Читатель видит, что мы вовсе не сочувствуем той форме стремления к общественным реформам, которая называется сенсимонизмом. Это учение кажется нам галлюцинацией), сформировавшеюся из ошибочной идеализации католицизма и, кроме того, носившею какой-то приторный характер изящной аристократичности, аффектирующей замашки сантиментального демократизма. Сенсимонисты разыгрывали в лицах идиллию г-жи Дезульер. Это были светские люди, хотевшие не терять своего щегольства, накидывая на себя мужичество. Они напоминают нам знаменитый золотой лапоть, лежащий, как говорят, на рабочем столе одного из наших миллионеров, разыгрывающего роль русского мужичка, напоминают фантастические бархатные костюмы, в которых щеголяют некоторые наши поклонники народности, имеющие с нашим народом гораздо меньше общего, нежели всякий француз или немец. Сен-симонизм смешит наш рассудок своей фантастичностью, возмущает наше чувство своим благонамеренным иезуитизмом, своею апотеозою авторитета, своими поползновениями к артистичности. Балетная танцовщица может быть очень хороша на своем месте, но она стала бы противна, если бы, выделывая свои антраша, говорила нам о страданиях бедных мужичков. Сен-симонисты были салонные герои, подвергавшиеся припадку филантропизма.
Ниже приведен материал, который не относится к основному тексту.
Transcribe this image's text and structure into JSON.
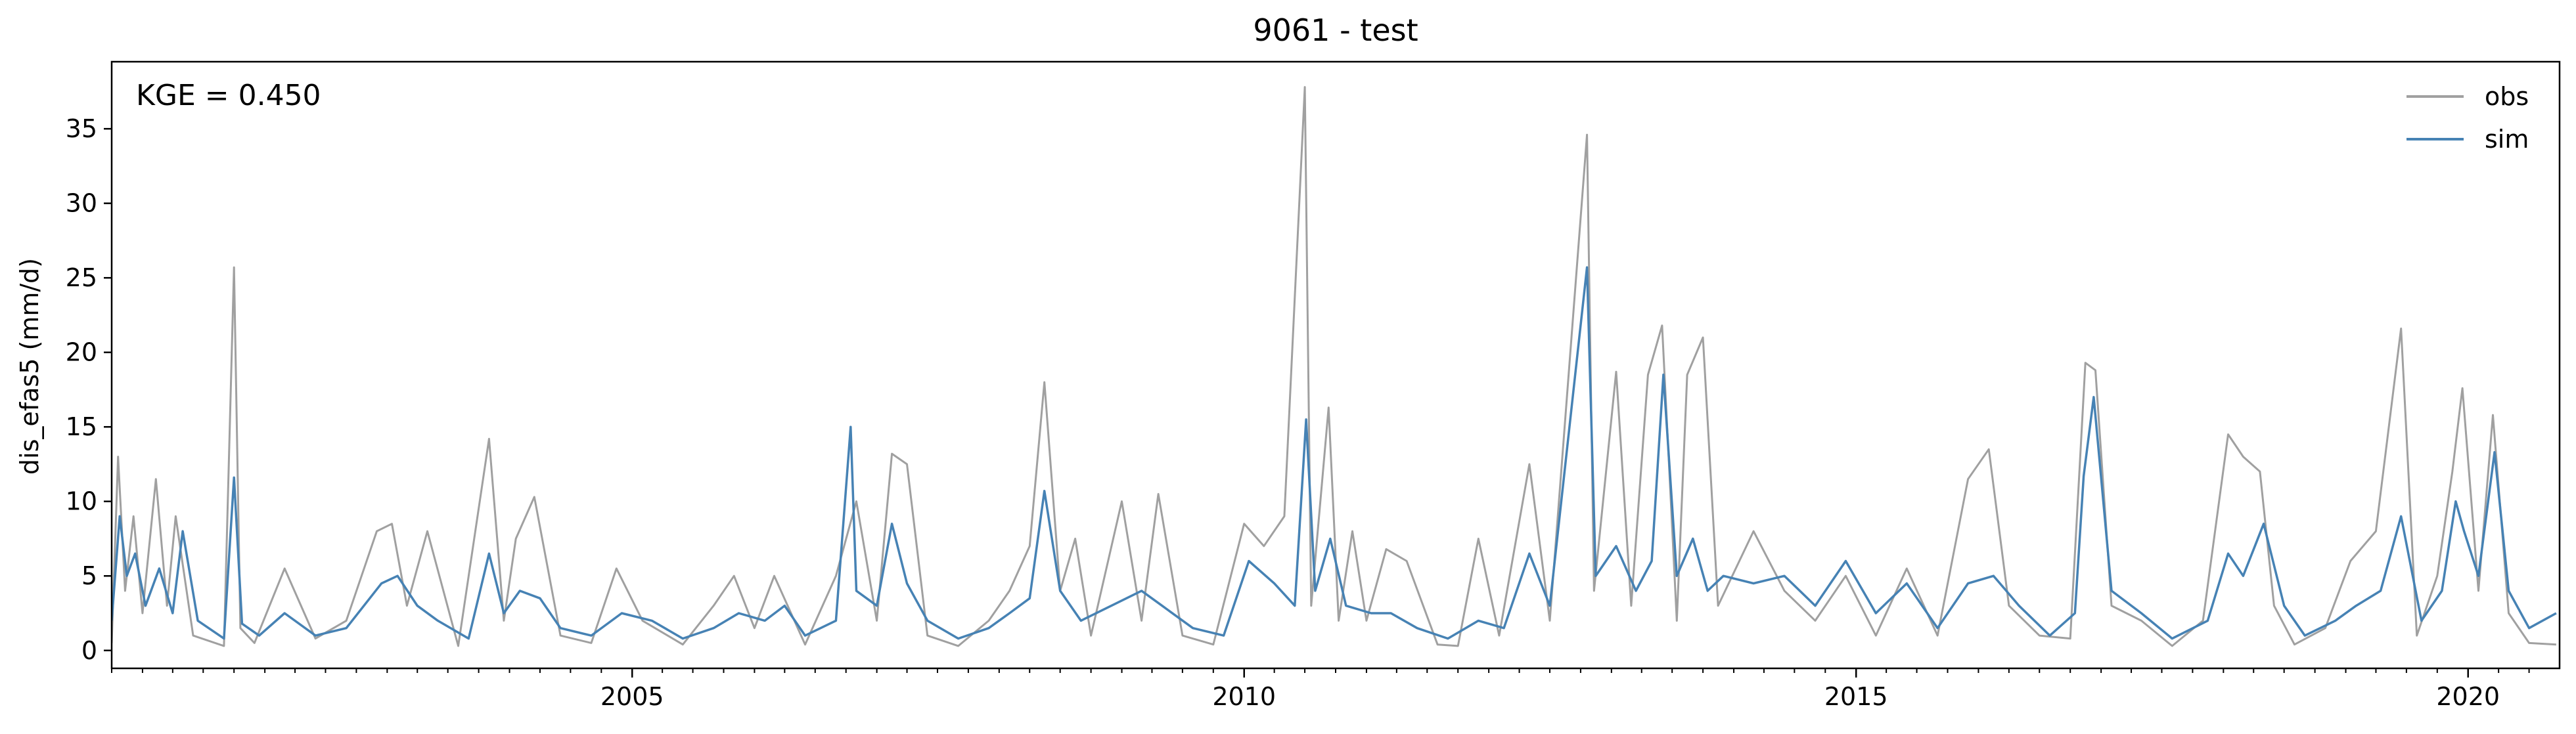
{
  "chart_data": {
    "type": "line",
    "title": "9061 - test",
    "xlabel": "",
    "ylabel": "dis_efas5 (mm/d)",
    "annotation": "KGE = 0.450",
    "xlim": [
      "2000-10-01",
      "2020-09-30"
    ],
    "ylim": [
      -1.2,
      39.5
    ],
    "grid": false,
    "legend_position": "top-right",
    "x_ticks": [
      {
        "date": "2005-01-01",
        "label": "2005"
      },
      {
        "date": "2010-01-01",
        "label": "2010"
      },
      {
        "date": "2015-01-01",
        "label": "2015"
      },
      {
        "date": "2020-01-01",
        "label": "2020"
      }
    ],
    "y_ticks": [
      {
        "value": 0,
        "label": "0"
      },
      {
        "value": 5,
        "label": "5"
      },
      {
        "value": 10,
        "label": "10"
      },
      {
        "value": 15,
        "label": "15"
      },
      {
        "value": 20,
        "label": "20"
      },
      {
        "value": 25,
        "label": "25"
      },
      {
        "value": 30,
        "label": "30"
      },
      {
        "value": 35,
        "label": "35"
      }
    ],
    "series": [
      {
        "name": "obs",
        "color": "#a0a0a0",
        "points": [
          [
            "2000-10-01",
            0.5
          ],
          [
            "2000-10-20",
            13.0
          ],
          [
            "2000-11-10",
            4.0
          ],
          [
            "2000-12-05",
            9.0
          ],
          [
            "2001-01-01",
            2.5
          ],
          [
            "2001-02-10",
            11.5
          ],
          [
            "2001-03-15",
            3.0
          ],
          [
            "2001-04-10",
            9.0
          ],
          [
            "2001-06-01",
            1.0
          ],
          [
            "2001-09-01",
            0.3
          ],
          [
            "2001-10-01",
            25.7
          ],
          [
            "2001-10-20",
            1.5
          ],
          [
            "2001-12-01",
            0.5
          ],
          [
            "2002-03-01",
            5.5
          ],
          [
            "2002-06-01",
            0.8
          ],
          [
            "2002-09-01",
            2.0
          ],
          [
            "2002-12-01",
            8.0
          ],
          [
            "2003-01-15",
            8.5
          ],
          [
            "2003-03-01",
            3.0
          ],
          [
            "2003-05-01",
            8.0
          ],
          [
            "2003-08-01",
            0.3
          ],
          [
            "2003-11-01",
            14.2
          ],
          [
            "2003-12-15",
            2.0
          ],
          [
            "2004-01-20",
            7.5
          ],
          [
            "2004-03-15",
            10.3
          ],
          [
            "2004-06-01",
            1.0
          ],
          [
            "2004-09-01",
            0.5
          ],
          [
            "2004-11-15",
            5.5
          ],
          [
            "2005-02-01",
            2.0
          ],
          [
            "2005-06-01",
            0.4
          ],
          [
            "2005-09-01",
            3.0
          ],
          [
            "2005-11-01",
            5.0
          ],
          [
            "2006-01-01",
            1.5
          ],
          [
            "2006-03-01",
            5.0
          ],
          [
            "2006-06-01",
            0.4
          ],
          [
            "2006-09-01",
            5.0
          ],
          [
            "2006-11-01",
            10.0
          ],
          [
            "2007-01-01",
            2.0
          ],
          [
            "2007-02-15",
            13.2
          ],
          [
            "2007-04-01",
            12.5
          ],
          [
            "2007-06-01",
            1.0
          ],
          [
            "2007-09-01",
            0.3
          ],
          [
            "2007-12-01",
            2.0
          ],
          [
            "2008-02-01",
            4.0
          ],
          [
            "2008-04-01",
            7.0
          ],
          [
            "2008-05-15",
            18.0
          ],
          [
            "2008-07-01",
            4.0
          ],
          [
            "2008-08-15",
            7.5
          ],
          [
            "2008-10-01",
            1.0
          ],
          [
            "2009-01-01",
            10.0
          ],
          [
            "2009-03-01",
            2.0
          ],
          [
            "2009-04-20",
            10.5
          ],
          [
            "2009-07-01",
            1.0
          ],
          [
            "2009-10-01",
            0.4
          ],
          [
            "2010-01-01",
            8.5
          ],
          [
            "2010-03-01",
            7.0
          ],
          [
            "2010-05-01",
            9.0
          ],
          [
            "2010-07-01",
            37.8
          ],
          [
            "2010-07-20",
            3.0
          ],
          [
            "2010-09-10",
            16.3
          ],
          [
            "2010-10-10",
            2.0
          ],
          [
            "2010-11-20",
            8.0
          ],
          [
            "2011-01-01",
            2.0
          ],
          [
            "2011-03-01",
            6.8
          ],
          [
            "2011-05-01",
            6.0
          ],
          [
            "2011-08-01",
            0.4
          ],
          [
            "2011-10-01",
            0.3
          ],
          [
            "2011-12-01",
            7.5
          ],
          [
            "2012-02-01",
            1.0
          ],
          [
            "2012-05-01",
            12.5
          ],
          [
            "2012-07-01",
            2.0
          ],
          [
            "2012-10-20",
            34.6
          ],
          [
            "2012-11-10",
            4.0
          ],
          [
            "2013-01-15",
            18.7
          ],
          [
            "2013-03-01",
            3.0
          ],
          [
            "2013-04-20",
            18.5
          ],
          [
            "2013-06-01",
            21.8
          ],
          [
            "2013-07-15",
            2.0
          ],
          [
            "2013-08-15",
            18.5
          ],
          [
            "2013-10-01",
            21.0
          ],
          [
            "2013-11-15",
            3.0
          ],
          [
            "2014-03-01",
            8.0
          ],
          [
            "2014-06-01",
            4.0
          ],
          [
            "2014-09-01",
            2.0
          ],
          [
            "2014-12-01",
            5.0
          ],
          [
            "2015-03-01",
            1.0
          ],
          [
            "2015-06-01",
            5.5
          ],
          [
            "2015-09-01",
            1.0
          ],
          [
            "2015-12-01",
            11.5
          ],
          [
            "2016-02-01",
            13.5
          ],
          [
            "2016-04-01",
            3.0
          ],
          [
            "2016-07-01",
            1.0
          ],
          [
            "2016-10-01",
            0.8
          ],
          [
            "2016-11-15",
            19.3
          ],
          [
            "2016-12-15",
            18.8
          ],
          [
            "2017-02-01",
            3.0
          ],
          [
            "2017-05-01",
            2.0
          ],
          [
            "2017-08-01",
            0.3
          ],
          [
            "2017-11-01",
            2.0
          ],
          [
            "2018-01-15",
            14.5
          ],
          [
            "2018-03-01",
            13.0
          ],
          [
            "2018-04-20",
            12.0
          ],
          [
            "2018-06-01",
            3.0
          ],
          [
            "2018-08-01",
            0.4
          ],
          [
            "2018-11-01",
            1.5
          ],
          [
            "2019-01-15",
            6.0
          ],
          [
            "2019-04-01",
            8.0
          ],
          [
            "2019-06-15",
            21.6
          ],
          [
            "2019-08-01",
            1.0
          ],
          [
            "2019-10-01",
            5.0
          ],
          [
            "2019-11-15",
            12.0
          ],
          [
            "2019-12-15",
            17.6
          ],
          [
            "2020-02-01",
            4.0
          ],
          [
            "2020-03-15",
            15.8
          ],
          [
            "2020-05-01",
            2.5
          ],
          [
            "2020-07-01",
            0.5
          ],
          [
            "2020-09-20",
            0.4
          ]
        ]
      },
      {
        "name": "sim",
        "color": "#4682b4",
        "points": [
          [
            "2000-10-01",
            2.0
          ],
          [
            "2000-10-25",
            9.0
          ],
          [
            "2000-11-15",
            5.0
          ],
          [
            "2000-12-10",
            6.5
          ],
          [
            "2001-01-10",
            3.0
          ],
          [
            "2001-02-20",
            5.5
          ],
          [
            "2001-04-01",
            2.5
          ],
          [
            "2001-05-01",
            8.0
          ],
          [
            "2001-06-15",
            2.0
          ],
          [
            "2001-09-01",
            0.8
          ],
          [
            "2001-10-01",
            11.6
          ],
          [
            "2001-10-25",
            1.8
          ],
          [
            "2001-12-15",
            1.0
          ],
          [
            "2002-03-01",
            2.5
          ],
          [
            "2002-06-01",
            1.0
          ],
          [
            "2002-09-01",
            1.5
          ],
          [
            "2002-12-15",
            4.5
          ],
          [
            "2003-02-01",
            5.0
          ],
          [
            "2003-04-01",
            3.0
          ],
          [
            "2003-06-01",
            2.0
          ],
          [
            "2003-09-01",
            0.8
          ],
          [
            "2003-11-01",
            6.5
          ],
          [
            "2003-12-15",
            2.5
          ],
          [
            "2004-02-01",
            4.0
          ],
          [
            "2004-04-01",
            3.5
          ],
          [
            "2004-06-01",
            1.5
          ],
          [
            "2004-09-01",
            1.0
          ],
          [
            "2004-12-01",
            2.5
          ],
          [
            "2005-03-01",
            2.0
          ],
          [
            "2005-06-01",
            0.8
          ],
          [
            "2005-09-01",
            1.5
          ],
          [
            "2005-11-15",
            2.5
          ],
          [
            "2006-02-01",
            2.0
          ],
          [
            "2006-04-01",
            3.0
          ],
          [
            "2006-06-01",
            1.0
          ],
          [
            "2006-09-01",
            2.0
          ],
          [
            "2006-10-15",
            15.0
          ],
          [
            "2006-11-01",
            4.0
          ],
          [
            "2007-01-01",
            3.0
          ],
          [
            "2007-02-15",
            8.5
          ],
          [
            "2007-04-01",
            4.5
          ],
          [
            "2007-06-01",
            2.0
          ],
          [
            "2007-09-01",
            0.8
          ],
          [
            "2007-12-01",
            1.5
          ],
          [
            "2008-02-01",
            2.5
          ],
          [
            "2008-04-01",
            3.5
          ],
          [
            "2008-05-15",
            10.7
          ],
          [
            "2008-07-01",
            4.0
          ],
          [
            "2008-09-01",
            2.0
          ],
          [
            "2008-12-01",
            3.0
          ],
          [
            "2009-03-01",
            4.0
          ],
          [
            "2009-05-01",
            3.0
          ],
          [
            "2009-08-01",
            1.5
          ],
          [
            "2009-11-01",
            1.0
          ],
          [
            "2010-01-15",
            6.0
          ],
          [
            "2010-04-01",
            4.5
          ],
          [
            "2010-06-01",
            3.0
          ],
          [
            "2010-07-05",
            15.5
          ],
          [
            "2010-08-01",
            4.0
          ],
          [
            "2010-09-15",
            7.5
          ],
          [
            "2010-11-01",
            3.0
          ],
          [
            "2011-01-15",
            2.5
          ],
          [
            "2011-03-15",
            2.5
          ],
          [
            "2011-06-01",
            1.5
          ],
          [
            "2011-09-01",
            0.8
          ],
          [
            "2011-12-01",
            2.0
          ],
          [
            "2012-02-15",
            1.5
          ],
          [
            "2012-05-01",
            6.5
          ],
          [
            "2012-07-01",
            3.0
          ],
          [
            "2012-10-20",
            25.7
          ],
          [
            "2012-11-15",
            5.0
          ],
          [
            "2013-01-15",
            7.0
          ],
          [
            "2013-03-15",
            4.0
          ],
          [
            "2013-05-01",
            6.0
          ],
          [
            "2013-06-05",
            18.5
          ],
          [
            "2013-07-15",
            5.0
          ],
          [
            "2013-09-01",
            7.5
          ],
          [
            "2013-10-15",
            4.0
          ],
          [
            "2013-12-01",
            5.0
          ],
          [
            "2014-03-01",
            4.5
          ],
          [
            "2014-06-01",
            5.0
          ],
          [
            "2014-09-01",
            3.0
          ],
          [
            "2014-12-01",
            6.0
          ],
          [
            "2015-03-01",
            2.5
          ],
          [
            "2015-06-01",
            4.5
          ],
          [
            "2015-09-01",
            1.5
          ],
          [
            "2015-12-01",
            4.5
          ],
          [
            "2016-02-15",
            5.0
          ],
          [
            "2016-05-01",
            3.0
          ],
          [
            "2016-08-01",
            1.0
          ],
          [
            "2016-10-15",
            2.5
          ],
          [
            "2016-11-10",
            11.7
          ],
          [
            "2016-12-10",
            17.0
          ],
          [
            "2017-02-01",
            4.0
          ],
          [
            "2017-05-01",
            2.5
          ],
          [
            "2017-08-01",
            0.8
          ],
          [
            "2017-11-15",
            2.0
          ],
          [
            "2018-01-15",
            6.5
          ],
          [
            "2018-03-01",
            5.0
          ],
          [
            "2018-05-01",
            8.5
          ],
          [
            "2018-07-01",
            3.0
          ],
          [
            "2018-09-01",
            1.0
          ],
          [
            "2018-12-01",
            2.0
          ],
          [
            "2019-02-01",
            3.0
          ],
          [
            "2019-04-15",
            4.0
          ],
          [
            "2019-06-15",
            9.0
          ],
          [
            "2019-08-15",
            2.0
          ],
          [
            "2019-10-15",
            4.0
          ],
          [
            "2019-11-25",
            10.0
          ],
          [
            "2019-12-20",
            8.0
          ],
          [
            "2020-02-01",
            5.0
          ],
          [
            "2020-03-20",
            13.3
          ],
          [
            "2020-05-01",
            4.0
          ],
          [
            "2020-07-01",
            1.5
          ],
          [
            "2020-09-20",
            2.5
          ]
        ]
      }
    ]
  }
}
Но, называя притворной ту форму, которую имело первое проявление мысли о преобразовании общества, мы, конечно, должны ценить историческую важность этого первого ее проявления.
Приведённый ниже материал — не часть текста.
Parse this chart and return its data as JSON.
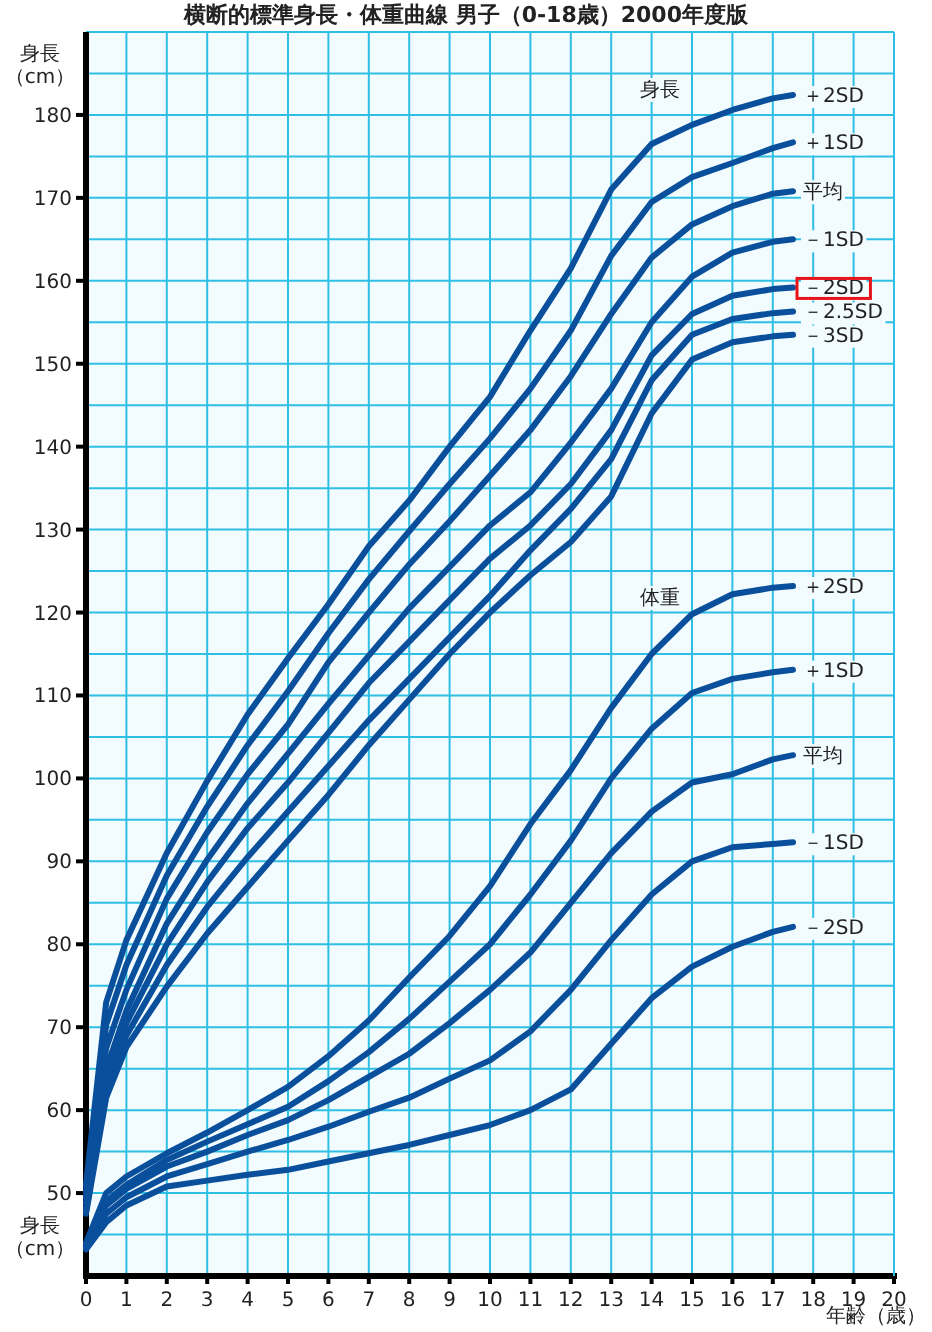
{
  "chart_data": {
    "type": "line",
    "title": "横断的標準身長・体重曲線 男子（0-18歳）2000年度版",
    "xlabel": "年齢（歳）",
    "ylabel": "身長（cm）",
    "annotations": [
      "身長",
      "体重",
      "身長（cm）"
    ],
    "x": [
      0,
      0.5,
      1,
      2,
      3,
      4,
      5,
      6,
      7,
      8,
      9,
      10,
      11,
      12,
      13,
      14,
      15,
      16,
      17,
      17.5
    ],
    "xlim": [
      0,
      20
    ],
    "ylim": [
      40,
      190
    ],
    "xticks": [
      0,
      1,
      2,
      3,
      4,
      5,
      6,
      7,
      8,
      9,
      10,
      11,
      12,
      13,
      14,
      15,
      16,
      17,
      18,
      19,
      20
    ],
    "yticks": [
      50,
      60,
      70,
      80,
      90,
      100,
      110,
      120,
      130,
      140,
      150,
      160,
      170,
      180
    ],
    "grid": true,
    "series": [
      {
        "name": "＋2SD",
        "color": "#0a4f9c",
        "values": [
          51,
          73,
          80.5,
          91,
          99.7,
          107.7,
          114.5,
          121,
          128,
          133.5,
          140,
          146,
          154,
          161.5,
          171,
          176.5,
          178.8,
          180.6,
          182,
          182.4
        ]
      },
      {
        "name": "＋1SD",
        "color": "#0a4f9c",
        "values": [
          50.2,
          70.3,
          77.5,
          88.3,
          96.6,
          104,
          110.5,
          117.5,
          124,
          129.8,
          135.5,
          141,
          147,
          154,
          163,
          169.5,
          172.5,
          174.2,
          176,
          176.7
        ]
      },
      {
        "name": "平均",
        "color": "#0a4f9c",
        "values": [
          49.5,
          67.5,
          74.5,
          85.5,
          93.5,
          100.5,
          106.5,
          114,
          120,
          125.8,
          131,
          136.5,
          142,
          148.5,
          156,
          162.8,
          166.8,
          169,
          170.5,
          170.8
        ]
      },
      {
        "name": "－1SD",
        "color": "#0a4f9c",
        "values": [
          48.8,
          65,
          72,
          82.5,
          90.2,
          97,
          103,
          109,
          114.8,
          120.5,
          125.5,
          130.5,
          134.5,
          140.5,
          147,
          155,
          160.5,
          163.4,
          164.7,
          165
        ]
      },
      {
        "name": "－2SD",
        "color": "#0a4f9c",
        "values": [
          48.2,
          63.5,
          70.5,
          80,
          87.5,
          94,
          99.5,
          105.5,
          111.5,
          116.5,
          121.5,
          126.5,
          130.5,
          135.5,
          142,
          151,
          156,
          158.2,
          159,
          159.2
        ]
      },
      {
        "name": "－2.5SD",
        "color": "#0a4f9c",
        "values": [
          47.8,
          62.5,
          69,
          77.5,
          84.5,
          90.5,
          96,
          101.5,
          107,
          112,
          117,
          122,
          127.5,
          132.5,
          138.5,
          148,
          153.5,
          155.4,
          156.1,
          156.3
        ]
      },
      {
        "name": "－3SD",
        "color": "#0a4f9c",
        "values": [
          47.5,
          61.5,
          67.6,
          74.9,
          81.3,
          86.9,
          92.5,
          98,
          104,
          109.5,
          115,
          120,
          124.5,
          128.5,
          134,
          144,
          150.5,
          152.6,
          153.3,
          153.5
        ]
      },
      {
        "name": "＋2SD",
        "color": "#0a4f9c",
        "values": [
          44,
          50,
          52,
          54.8,
          57.3,
          60,
          62.8,
          66.5,
          70.8,
          76,
          81,
          87,
          94.5,
          101,
          108.5,
          115,
          119.8,
          122.2,
          123,
          123.2
        ]
      },
      {
        "name": "＋1SD",
        "color": "#0a4f9c",
        "values": [
          43.8,
          49,
          51,
          54,
          56.2,
          58.3,
          60.4,
          63.5,
          67,
          71,
          75.5,
          80,
          86,
          92.5,
          100,
          106,
          110.3,
          112,
          112.8,
          113.1
        ]
      },
      {
        "name": "平均",
        "color": "#0a4f9c",
        "values": [
          43.6,
          48.5,
          50.5,
          53.2,
          55,
          57,
          58.8,
          61.2,
          64,
          66.8,
          70.5,
          74.5,
          79,
          85,
          91,
          96,
          99.5,
          100.5,
          102.3,
          102.8
        ]
      },
      {
        "name": "－1SD",
        "color": "#0a4f9c",
        "values": [
          43.4,
          47.5,
          49.5,
          52,
          53.5,
          55,
          56.4,
          58,
          59.8,
          61.5,
          63.8,
          66,
          69.5,
          74.5,
          80.5,
          86,
          90,
          91.7,
          92.1,
          92.3
        ]
      },
      {
        "name": "－2SD",
        "color": "#0a4f9c",
        "values": [
          43.2,
          46.5,
          48.5,
          50.8,
          51.5,
          52.2,
          52.8,
          53.8,
          54.8,
          55.8,
          57,
          58.2,
          60,
          62.5,
          68,
          73.5,
          77.3,
          79.7,
          81.5,
          82.1
        ]
      }
    ]
  }
}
[Светским людям неприлично быть благодетелями простолюдинов, но ведь это просто потому, что человеку неприлично быть светским человеком. А что же делать с человеком, если он уже воспитался в светских нравах? Все же лично для его чувств похвально, если в нем уцелела или воскресла забота о людях, менее счастливых, чем он; пока он не отделается от своих прежних манер, вкусов и приемов, он, конечно, и путным делом станет заниматься в том духе, в каком привык заниматься пустяками. Но почему знать? Быть может, порядочные мысли, начавшие появляться в его голове, наконец пересоздадут его, и он из нелепо-пустого человека станет просто человеком. Правда, трудно ожидать, чтобы эта возможность осуществилась: судя по всему, те разряды, о которых мы говорим, так привыкли к своему фальшивому положению, что не захотят расставаться с ним добровольно. Да ведь не в том и важность, чтобы они захотели. Появление новых мыслей в головах таких людей] важно, как признак того, что пришла пора обществу заниматься идеями, выразившимися на первый раз в этой неудовлетворительной форме. Скоро мы увидим, что они, [дошедши до сословий более серьезных,] стали проявляться в формах более рассудительных и доходить до людей, у которых бывают уже не восторженною забавою, а делом собственной надобности; а когда станет рассудительно заботиться о своем благосостоянии тот класс, с которым хотели играть кукольную комедию сен-симонисты, тогда, вероятно, будет лучше ему жить на свете, чем теперь.


Впервые опубликовано: Современник, 1860. № 1, 2, 5.

Николай Гаврилович Чернышевский (1828—1889) — экономист, прозаик, публицист, литературный критик.